Руи с Кристианом целуются под всеобщий ликующий свист.
Проводив в Париж первые две группы мучителей с разницей в три часа, я сел ждать своей очереди.
В результате, Руи уехал с Крисом, а со мной осталась Максин. Она убежала в салон делать причёску, а я сел в кресло у потухшего камина. Чёрт побери, а я устал! Вот почему не надо праздновать дни рождения после сорока пяти. Сколько времени пролетело, а я опрометчиво думал, что молод и полон сил. Ещё недавно я вязал в этом кресле с Максин в животе, потом нянчил крошку Криса, потом за место на моих коленях дрались Тройняшки. Скоро Руи и Крис подкинут правнучка?! Ёбушки-воробушки! А жизнь-то кипит и булькает! Сколько там мне оттикало? Шестьдесят? А в сто лет, интересно, Макеев захочет? А сам даст? Хоспади, о чём я думаю?
В комнату входит… Фаби. Картина кипящим маслом… все счастливы, кроме прекрасного беты. Моего благородного Фабио Нери.

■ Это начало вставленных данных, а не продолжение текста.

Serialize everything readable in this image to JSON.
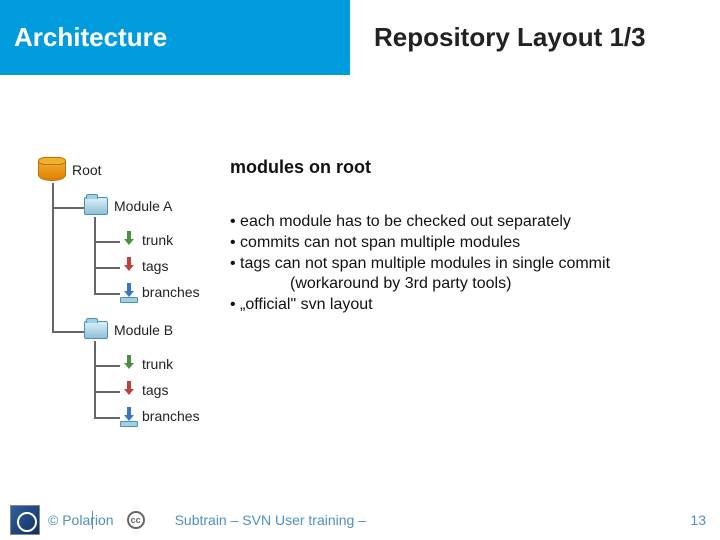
{
  "header": {
    "section": "Architecture",
    "title": "Repository Layout 1/3"
  },
  "subtitle": "modules on root",
  "bullets": {
    "b1": "• each module has to be checked out  separately",
    "b2": "• commits can not span multiple modules",
    "b3": "• tags can not  span multiple modules in single commit",
    "b3a": "(workaround by 3rd party tools)",
    "b4": "• „official\" svn layout"
  },
  "tree": {
    "root": "Root",
    "modA": "Module A",
    "modB": "Module B",
    "trunk": "trunk",
    "tags": "tags",
    "branches": "branches"
  },
  "footer": {
    "copyright": "© Polarion",
    "center": "Subtrain – SVN User training –",
    "page": "13",
    "cc": "cc"
  }
}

— Лер? — резные брови беты изумлённо взлетают. — Почему ты не в Париже? Свят сказал… Свя-ят! — Нери качает головой. — О, Мадонна, он просто бес!
Секунда… и Фабио подходит ко мне.
— Шикарно выглядишь, малыш! — шепчу я хрипловато. — Сам, как подарок!
Я беру его за руку, целую в ладонь, в запястье, тяну на свои колени. Нери дышит мне в шею. Он чувствует на мне запах мужа, видит обличающую свежую отметину его зубов на изгибе моего плеча. Но это… уже неизбежность того, как мы втроём решили построить свою жизнь.
— Лер, когда мы встретились, тебе было столько же, сколько мне сейчас.
— Больше, малыш! — глажу длинную спину и широкие острые плечи. — Ты похудел. Не болен?
— Болен. На всю голову болен. Хочу провалиться поглубже, залечь на дно. Знаешь, Дари…
— Дарий виноват!
— Он — копия тебя! Мне страшно смотреть в его лицо. Я боюсь сам себя.
— Ты можешь ответить мне на один вопрос, малыш? — осторожно спрашиваю я. — Ты… всё ещё видишь в нём… ребёнка?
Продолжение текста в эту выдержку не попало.